Discussion Overview
The discussion revolves around solving an exponential cipher involving modular arithmetic, specifically calculating \(423^{29} \mod 2633\). Participants explore methods for performing this calculation without a calculator, touching on concepts from number theory and encryption.
Discussion Character
- Technical explanation
- Mathematical reasoning
- Exploratory
Main Points Raised
- One participant states that the calculation can be done with 28 multiplications in a straightforward manner.
- Another participant suggests using Euler's theorem as a hint but expresses uncertainty about how to apply it.
- A detailed approach is provided by a participant who describes a method involving breaking down the numbers into their prime factors and performing calculations step by step, noting the challenges faced with large remainders.
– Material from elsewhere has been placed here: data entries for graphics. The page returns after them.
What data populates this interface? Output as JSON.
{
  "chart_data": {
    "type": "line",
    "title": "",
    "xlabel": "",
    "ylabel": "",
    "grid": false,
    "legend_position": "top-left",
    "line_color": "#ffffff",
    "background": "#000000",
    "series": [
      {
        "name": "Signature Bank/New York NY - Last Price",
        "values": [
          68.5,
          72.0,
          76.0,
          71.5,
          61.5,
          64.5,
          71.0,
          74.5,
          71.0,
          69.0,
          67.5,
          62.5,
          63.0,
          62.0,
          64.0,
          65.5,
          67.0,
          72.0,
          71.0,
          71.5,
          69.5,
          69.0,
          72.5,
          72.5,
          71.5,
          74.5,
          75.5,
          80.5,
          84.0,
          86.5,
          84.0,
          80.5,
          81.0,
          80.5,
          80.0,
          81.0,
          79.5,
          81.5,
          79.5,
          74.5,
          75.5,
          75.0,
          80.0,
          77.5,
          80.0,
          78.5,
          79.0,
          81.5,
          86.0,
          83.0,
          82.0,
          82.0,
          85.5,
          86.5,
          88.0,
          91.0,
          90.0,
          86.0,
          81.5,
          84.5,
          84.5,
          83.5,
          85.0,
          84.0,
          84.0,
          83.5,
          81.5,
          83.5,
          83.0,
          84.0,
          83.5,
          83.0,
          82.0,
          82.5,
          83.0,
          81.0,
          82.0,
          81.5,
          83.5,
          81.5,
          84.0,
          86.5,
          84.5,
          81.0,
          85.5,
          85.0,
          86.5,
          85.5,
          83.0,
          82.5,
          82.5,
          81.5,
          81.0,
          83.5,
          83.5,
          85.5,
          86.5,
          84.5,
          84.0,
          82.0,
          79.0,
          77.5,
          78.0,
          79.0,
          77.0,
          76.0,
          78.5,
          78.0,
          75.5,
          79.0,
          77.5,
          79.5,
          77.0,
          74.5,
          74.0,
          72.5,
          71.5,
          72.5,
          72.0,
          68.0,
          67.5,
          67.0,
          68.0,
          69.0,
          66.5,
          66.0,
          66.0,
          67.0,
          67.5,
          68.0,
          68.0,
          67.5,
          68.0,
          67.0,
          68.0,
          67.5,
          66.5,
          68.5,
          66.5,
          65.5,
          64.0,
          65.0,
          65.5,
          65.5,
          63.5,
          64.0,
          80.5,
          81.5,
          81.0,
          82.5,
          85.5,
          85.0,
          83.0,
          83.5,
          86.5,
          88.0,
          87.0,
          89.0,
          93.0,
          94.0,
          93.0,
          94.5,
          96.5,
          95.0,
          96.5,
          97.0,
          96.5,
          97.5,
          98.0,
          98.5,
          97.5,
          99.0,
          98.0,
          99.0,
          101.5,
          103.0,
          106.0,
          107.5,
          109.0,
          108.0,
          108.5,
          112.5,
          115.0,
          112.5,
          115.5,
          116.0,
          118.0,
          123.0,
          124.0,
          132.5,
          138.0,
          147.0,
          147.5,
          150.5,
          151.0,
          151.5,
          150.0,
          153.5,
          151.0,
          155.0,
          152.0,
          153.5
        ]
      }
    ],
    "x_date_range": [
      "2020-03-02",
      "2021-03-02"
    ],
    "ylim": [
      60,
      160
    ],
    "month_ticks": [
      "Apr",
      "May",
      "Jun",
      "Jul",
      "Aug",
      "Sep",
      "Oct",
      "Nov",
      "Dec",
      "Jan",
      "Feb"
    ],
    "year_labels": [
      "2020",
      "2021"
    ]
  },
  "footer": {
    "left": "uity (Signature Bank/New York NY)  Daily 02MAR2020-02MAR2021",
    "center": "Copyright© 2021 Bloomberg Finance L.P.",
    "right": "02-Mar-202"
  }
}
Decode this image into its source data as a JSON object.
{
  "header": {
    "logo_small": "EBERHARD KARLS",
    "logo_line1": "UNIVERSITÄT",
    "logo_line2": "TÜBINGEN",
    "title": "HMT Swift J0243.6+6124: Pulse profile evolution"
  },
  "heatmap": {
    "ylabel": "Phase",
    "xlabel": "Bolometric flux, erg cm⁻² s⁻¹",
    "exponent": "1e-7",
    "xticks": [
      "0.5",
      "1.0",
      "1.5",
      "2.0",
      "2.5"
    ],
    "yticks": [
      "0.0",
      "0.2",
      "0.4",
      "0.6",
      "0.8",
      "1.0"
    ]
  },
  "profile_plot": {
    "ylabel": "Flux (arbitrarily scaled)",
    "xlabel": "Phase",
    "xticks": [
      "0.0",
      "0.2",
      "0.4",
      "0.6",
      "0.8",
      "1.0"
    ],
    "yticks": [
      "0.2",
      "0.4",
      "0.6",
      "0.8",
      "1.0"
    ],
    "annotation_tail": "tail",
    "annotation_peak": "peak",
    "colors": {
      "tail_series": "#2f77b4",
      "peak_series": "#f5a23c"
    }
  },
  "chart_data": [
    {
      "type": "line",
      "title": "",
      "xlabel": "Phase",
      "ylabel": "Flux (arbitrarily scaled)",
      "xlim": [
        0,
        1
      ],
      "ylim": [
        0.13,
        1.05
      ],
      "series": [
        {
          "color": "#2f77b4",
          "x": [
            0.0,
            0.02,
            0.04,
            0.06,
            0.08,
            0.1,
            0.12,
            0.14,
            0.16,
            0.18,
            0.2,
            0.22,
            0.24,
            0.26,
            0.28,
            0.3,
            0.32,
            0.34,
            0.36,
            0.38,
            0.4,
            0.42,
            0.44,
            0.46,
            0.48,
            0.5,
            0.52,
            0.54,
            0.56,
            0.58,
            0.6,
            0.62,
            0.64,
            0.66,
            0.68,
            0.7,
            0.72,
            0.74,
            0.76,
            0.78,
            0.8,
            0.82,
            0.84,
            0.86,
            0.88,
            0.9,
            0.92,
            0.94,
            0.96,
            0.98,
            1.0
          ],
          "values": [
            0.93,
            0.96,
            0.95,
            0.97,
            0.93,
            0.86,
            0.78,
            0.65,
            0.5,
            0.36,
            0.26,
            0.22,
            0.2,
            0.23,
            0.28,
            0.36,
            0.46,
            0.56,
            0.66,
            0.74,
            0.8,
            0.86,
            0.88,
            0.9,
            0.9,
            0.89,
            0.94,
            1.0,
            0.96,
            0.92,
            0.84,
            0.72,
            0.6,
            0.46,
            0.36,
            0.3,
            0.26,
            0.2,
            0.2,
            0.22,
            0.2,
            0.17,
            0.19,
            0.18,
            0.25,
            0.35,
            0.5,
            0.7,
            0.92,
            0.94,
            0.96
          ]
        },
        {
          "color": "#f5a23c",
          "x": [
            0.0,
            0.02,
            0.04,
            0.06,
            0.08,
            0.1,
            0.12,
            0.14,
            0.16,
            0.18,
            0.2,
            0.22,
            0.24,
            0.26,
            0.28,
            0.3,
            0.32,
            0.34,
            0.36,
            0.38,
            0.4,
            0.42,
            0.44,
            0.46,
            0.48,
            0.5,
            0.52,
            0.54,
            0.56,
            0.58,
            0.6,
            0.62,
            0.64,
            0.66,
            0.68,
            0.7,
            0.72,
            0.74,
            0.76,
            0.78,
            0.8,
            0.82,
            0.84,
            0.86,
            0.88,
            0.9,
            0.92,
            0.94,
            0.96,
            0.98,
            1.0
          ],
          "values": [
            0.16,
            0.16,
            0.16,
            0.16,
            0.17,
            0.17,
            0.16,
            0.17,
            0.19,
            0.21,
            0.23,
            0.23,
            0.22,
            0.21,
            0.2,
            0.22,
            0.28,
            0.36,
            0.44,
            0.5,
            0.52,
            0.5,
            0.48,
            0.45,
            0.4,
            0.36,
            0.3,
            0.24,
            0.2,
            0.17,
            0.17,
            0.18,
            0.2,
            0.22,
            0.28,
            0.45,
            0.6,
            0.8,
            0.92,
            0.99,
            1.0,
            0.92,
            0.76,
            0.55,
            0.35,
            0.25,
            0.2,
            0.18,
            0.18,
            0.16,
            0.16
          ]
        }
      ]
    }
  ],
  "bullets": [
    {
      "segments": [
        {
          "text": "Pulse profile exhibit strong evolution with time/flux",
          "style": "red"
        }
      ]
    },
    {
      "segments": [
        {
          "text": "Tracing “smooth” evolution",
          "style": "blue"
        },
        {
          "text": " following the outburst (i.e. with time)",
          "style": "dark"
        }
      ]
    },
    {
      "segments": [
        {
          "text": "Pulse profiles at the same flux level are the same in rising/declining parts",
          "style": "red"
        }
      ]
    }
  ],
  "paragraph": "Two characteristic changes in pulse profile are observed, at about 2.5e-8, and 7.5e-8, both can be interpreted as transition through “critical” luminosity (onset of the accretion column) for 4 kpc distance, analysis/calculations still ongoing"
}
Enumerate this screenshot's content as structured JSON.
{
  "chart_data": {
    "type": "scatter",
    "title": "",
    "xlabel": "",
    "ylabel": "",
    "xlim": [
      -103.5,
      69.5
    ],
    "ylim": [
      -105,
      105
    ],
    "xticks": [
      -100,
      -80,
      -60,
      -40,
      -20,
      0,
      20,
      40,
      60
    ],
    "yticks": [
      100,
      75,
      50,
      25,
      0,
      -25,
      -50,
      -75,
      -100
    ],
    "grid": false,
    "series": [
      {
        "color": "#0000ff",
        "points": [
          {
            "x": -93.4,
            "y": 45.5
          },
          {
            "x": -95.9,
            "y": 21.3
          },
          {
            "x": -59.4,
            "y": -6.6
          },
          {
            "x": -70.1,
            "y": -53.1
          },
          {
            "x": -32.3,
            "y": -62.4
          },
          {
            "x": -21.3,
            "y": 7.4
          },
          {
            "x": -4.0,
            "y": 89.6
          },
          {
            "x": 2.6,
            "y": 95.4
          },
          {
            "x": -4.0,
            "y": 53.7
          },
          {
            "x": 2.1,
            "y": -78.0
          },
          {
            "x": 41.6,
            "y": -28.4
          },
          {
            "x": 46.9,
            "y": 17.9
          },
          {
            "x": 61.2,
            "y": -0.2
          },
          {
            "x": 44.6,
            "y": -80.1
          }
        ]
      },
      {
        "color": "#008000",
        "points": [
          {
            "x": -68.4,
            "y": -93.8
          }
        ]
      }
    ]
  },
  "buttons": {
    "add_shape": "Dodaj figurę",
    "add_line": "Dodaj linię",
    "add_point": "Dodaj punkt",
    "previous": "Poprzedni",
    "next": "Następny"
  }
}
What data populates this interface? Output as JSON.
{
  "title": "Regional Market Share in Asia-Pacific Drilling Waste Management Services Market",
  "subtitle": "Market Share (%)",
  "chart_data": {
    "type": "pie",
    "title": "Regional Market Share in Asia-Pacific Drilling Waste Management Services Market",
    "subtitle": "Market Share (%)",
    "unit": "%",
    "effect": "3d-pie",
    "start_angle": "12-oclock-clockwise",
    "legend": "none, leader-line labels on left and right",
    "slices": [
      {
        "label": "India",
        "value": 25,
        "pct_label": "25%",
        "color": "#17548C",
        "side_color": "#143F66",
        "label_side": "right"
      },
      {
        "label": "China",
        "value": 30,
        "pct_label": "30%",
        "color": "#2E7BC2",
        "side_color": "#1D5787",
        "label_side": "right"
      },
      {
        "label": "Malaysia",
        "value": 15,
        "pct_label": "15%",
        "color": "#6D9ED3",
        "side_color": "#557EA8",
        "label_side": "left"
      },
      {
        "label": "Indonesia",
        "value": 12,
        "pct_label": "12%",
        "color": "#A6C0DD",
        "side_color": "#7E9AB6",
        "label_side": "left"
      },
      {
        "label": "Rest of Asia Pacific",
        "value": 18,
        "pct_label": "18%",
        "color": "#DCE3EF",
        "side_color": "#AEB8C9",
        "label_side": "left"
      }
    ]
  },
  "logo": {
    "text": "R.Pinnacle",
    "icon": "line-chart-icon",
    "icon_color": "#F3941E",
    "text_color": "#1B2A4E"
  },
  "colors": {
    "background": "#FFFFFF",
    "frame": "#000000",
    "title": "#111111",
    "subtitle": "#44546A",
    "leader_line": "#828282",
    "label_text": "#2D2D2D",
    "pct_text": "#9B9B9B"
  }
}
- The same participant discusses the difficulties encountered due to the properties of the numbers involved, particularly that \(2633\) is prime, complicating the decryption process.
- There is a mention of using modular arithmetic properties to simplify calculations, but the participant expresses frustration over the tedious nature of the computations involved.
Areas of Agreement / Disagreement
Participants do not reach a consensus on the best method to solve the problem, and there are multiple approaches and levels of understanding expressed throughout the discussion.
Contextual Notes
The discussion highlights the limitations of the chosen numbers and the complexity of modular exponentiation, particularly in the context of RSA encryption. Some assumptions about the properties of the numbers and the application of Euler's theorem remain unresolved.